A 7-year-old boy was referred to Erasmus MC’s Department of Allergology because of his food allergies. He was sensitised to peanut with unknown clinical relevance. SPT with peanut extract and sIgE to peanut were both positive (9 mm and 6.1 IE/L, respectively). ImmunoCAP ISAC measured a mono-sensitisation to component Ara h 6 (2.23 ISU-E). A DBPCFC was performed and judged as negative, and therefore, the child was allowed to introduce peanuts to his diet.

Discussion

Our literature search demonstrated that there is little information available on Ara h 6 mono-sensitisation. Therefore, the importance of Ara h 6 sensitisation is difficult to define. Three studies on peanut allergy demonstrated patients with mono-sensitisation. However, studies selected for this review demonstrated that Ara h 2 and Ara h 6 were the most frequently recognised major peanut allergens [1, 10].

Our series of relatively unique cases confirms that patients with a mono-sensitisation to peanut component Ara h 6 do indeed exist. Moreover, this mono-sensitisation may cause moderate to severe allergic reactions.
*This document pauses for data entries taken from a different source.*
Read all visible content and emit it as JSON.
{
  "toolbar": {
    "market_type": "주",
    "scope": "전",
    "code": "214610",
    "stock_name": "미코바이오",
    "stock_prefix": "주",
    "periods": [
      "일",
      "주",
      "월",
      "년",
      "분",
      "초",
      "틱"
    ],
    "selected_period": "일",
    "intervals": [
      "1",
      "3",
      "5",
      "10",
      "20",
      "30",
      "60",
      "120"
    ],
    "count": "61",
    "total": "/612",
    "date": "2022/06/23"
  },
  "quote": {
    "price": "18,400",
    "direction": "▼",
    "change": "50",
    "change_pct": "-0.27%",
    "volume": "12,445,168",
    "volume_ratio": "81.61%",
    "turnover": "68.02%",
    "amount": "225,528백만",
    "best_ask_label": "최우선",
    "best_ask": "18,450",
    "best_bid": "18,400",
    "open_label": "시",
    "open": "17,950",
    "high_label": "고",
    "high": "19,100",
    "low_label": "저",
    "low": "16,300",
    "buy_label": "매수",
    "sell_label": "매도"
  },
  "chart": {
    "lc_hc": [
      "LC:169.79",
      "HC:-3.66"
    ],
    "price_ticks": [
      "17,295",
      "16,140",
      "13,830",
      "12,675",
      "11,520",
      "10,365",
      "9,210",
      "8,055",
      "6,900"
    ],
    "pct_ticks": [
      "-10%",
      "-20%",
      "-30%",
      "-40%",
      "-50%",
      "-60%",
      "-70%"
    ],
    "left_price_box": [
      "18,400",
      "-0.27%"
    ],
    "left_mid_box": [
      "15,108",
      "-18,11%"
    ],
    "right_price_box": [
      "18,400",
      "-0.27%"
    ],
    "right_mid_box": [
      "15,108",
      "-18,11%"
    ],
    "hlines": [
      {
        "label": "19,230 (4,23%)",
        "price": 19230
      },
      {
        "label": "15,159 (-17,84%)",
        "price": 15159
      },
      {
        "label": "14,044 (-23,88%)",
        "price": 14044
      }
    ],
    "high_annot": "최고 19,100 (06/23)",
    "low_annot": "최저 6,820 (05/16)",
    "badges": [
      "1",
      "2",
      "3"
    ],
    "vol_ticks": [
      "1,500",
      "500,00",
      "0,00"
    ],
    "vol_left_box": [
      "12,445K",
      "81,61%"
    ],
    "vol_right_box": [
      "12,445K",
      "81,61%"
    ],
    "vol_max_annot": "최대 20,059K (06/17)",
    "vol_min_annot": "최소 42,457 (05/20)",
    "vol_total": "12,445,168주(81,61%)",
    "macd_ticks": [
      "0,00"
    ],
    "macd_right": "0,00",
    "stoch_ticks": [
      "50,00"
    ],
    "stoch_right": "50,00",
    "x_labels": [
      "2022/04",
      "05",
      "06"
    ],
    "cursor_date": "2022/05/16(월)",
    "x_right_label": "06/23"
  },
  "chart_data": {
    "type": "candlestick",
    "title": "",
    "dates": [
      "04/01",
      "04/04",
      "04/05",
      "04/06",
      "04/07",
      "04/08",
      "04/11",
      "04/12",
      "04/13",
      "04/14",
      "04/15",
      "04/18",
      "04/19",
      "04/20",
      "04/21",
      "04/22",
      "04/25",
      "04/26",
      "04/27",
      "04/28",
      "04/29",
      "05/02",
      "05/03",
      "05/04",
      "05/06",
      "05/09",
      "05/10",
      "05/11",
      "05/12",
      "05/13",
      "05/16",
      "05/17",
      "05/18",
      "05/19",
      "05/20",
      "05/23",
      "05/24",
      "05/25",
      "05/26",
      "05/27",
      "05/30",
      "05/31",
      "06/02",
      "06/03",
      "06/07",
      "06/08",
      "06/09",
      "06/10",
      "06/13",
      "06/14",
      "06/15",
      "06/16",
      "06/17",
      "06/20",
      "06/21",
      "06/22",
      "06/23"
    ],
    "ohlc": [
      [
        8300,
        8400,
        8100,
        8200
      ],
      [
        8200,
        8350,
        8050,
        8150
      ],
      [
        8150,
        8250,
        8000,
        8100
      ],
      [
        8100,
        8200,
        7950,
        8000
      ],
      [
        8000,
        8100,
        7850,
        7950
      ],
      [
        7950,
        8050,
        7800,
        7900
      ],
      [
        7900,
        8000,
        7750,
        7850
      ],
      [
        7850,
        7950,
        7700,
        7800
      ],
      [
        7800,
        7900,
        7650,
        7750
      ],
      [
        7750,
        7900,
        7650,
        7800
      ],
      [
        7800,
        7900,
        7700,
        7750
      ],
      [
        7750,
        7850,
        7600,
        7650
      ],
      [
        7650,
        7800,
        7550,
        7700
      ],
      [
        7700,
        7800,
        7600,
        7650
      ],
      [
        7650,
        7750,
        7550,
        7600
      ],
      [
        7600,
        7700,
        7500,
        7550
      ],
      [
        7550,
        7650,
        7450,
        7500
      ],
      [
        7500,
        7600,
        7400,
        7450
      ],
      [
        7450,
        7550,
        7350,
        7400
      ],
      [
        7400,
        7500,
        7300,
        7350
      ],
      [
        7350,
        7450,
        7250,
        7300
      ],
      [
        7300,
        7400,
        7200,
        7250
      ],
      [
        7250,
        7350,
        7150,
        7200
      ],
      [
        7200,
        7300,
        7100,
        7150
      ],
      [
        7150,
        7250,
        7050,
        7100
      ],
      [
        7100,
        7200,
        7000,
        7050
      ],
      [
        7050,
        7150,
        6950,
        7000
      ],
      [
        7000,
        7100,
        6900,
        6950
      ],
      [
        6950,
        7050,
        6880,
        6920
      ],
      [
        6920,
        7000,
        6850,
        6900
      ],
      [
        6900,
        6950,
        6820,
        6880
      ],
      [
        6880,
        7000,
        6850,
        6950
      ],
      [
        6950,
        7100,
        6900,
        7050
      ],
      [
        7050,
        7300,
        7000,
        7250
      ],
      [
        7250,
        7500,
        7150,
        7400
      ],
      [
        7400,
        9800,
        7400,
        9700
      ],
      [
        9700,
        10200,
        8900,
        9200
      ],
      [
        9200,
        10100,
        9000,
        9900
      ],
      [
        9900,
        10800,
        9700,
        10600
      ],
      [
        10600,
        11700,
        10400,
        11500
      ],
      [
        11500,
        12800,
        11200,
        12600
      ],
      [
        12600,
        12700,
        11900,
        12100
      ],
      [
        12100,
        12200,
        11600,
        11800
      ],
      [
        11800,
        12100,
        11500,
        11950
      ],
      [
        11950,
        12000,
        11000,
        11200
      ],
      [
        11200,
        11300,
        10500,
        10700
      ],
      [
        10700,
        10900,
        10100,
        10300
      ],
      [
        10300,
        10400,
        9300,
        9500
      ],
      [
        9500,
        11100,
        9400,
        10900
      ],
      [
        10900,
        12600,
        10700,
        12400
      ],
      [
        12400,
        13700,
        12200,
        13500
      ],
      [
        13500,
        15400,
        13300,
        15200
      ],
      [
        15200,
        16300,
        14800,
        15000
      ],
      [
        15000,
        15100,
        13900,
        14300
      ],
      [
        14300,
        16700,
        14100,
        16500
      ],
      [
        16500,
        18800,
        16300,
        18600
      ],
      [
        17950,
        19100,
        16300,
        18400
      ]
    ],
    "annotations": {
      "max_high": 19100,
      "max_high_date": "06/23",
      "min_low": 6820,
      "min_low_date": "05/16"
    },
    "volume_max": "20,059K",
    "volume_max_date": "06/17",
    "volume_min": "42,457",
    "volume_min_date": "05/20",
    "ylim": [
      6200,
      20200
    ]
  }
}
Three out of five children showed a clinically relevant Ara h 6 mono-sensitisation, confirmed by a DBPCFC. These reactions consisted of extensive urticarial skin lesions, headaches, persisting abdominal pain and nausea. In a case report by Asarnoj et al., a severe allergic reaction (anaphylaxis) due to predominant Ara h 6 sensitisation was described; however, the patient was also sensitised to Ara h 8[4]. This was also the case for patient 1 in our cases series. This patient was also sensitised to Ara h 8, most probably due to primary Bet v 1 (PR-10) sensitisation. As a result, this patient is officially not mono-sensitised to Ara h 6. However, Ara h 8 is not a peanut storage protein family member, and we consider Ara h 8 to be sensitisation with mild clinical relevance. In the context of primary sensitisation to peanut storage proteins, we consider this patient to be mono-sensitised to Ara h 6.

Although Ara h 6 sensitisation may apparently cause moderate to severe allergic reactions, it is hardly recognised in clinical practice. The lack of readily available test systems for sIgE against Ara h 6, in addition to the relatively expensive and unique ImmunoCAP ISAC system, probably contributes to this. However, an overlooked Ara h 6 mono-sensitisation may cause harmful situations during a food challenge or peanut introduction at home. Therefore, the importance of the Ara h 6 sIgE determination should not be underestimated. In recent years, most researchers have focused on the Ara h 2 peanut component and found that sensitisation is highly predictive of a severe clinical peanut allergy. In addition to Ara h 2, Ara h 6 sensitisation coexists in many peanut-allergic patients [13]; however, mono-sensitisation to Ara h 6 also exists, as this study clearly demonstrates. This warrants increased attention being paid to patients with Ara h 6 mono-sensitisation.

Conclusion

A mono-sensitisation to peanut component Ara h 6 is uncommon, but in some cases clinically relevant as it can cause severe allergic reactions, including anaphylaxis. Therefore, the determination of sIgE to Ara h 6 is warranted in patients with a suspected peanut allergy, especially in the absence of sensitisation to Ara h 1, 2, 3 and 9.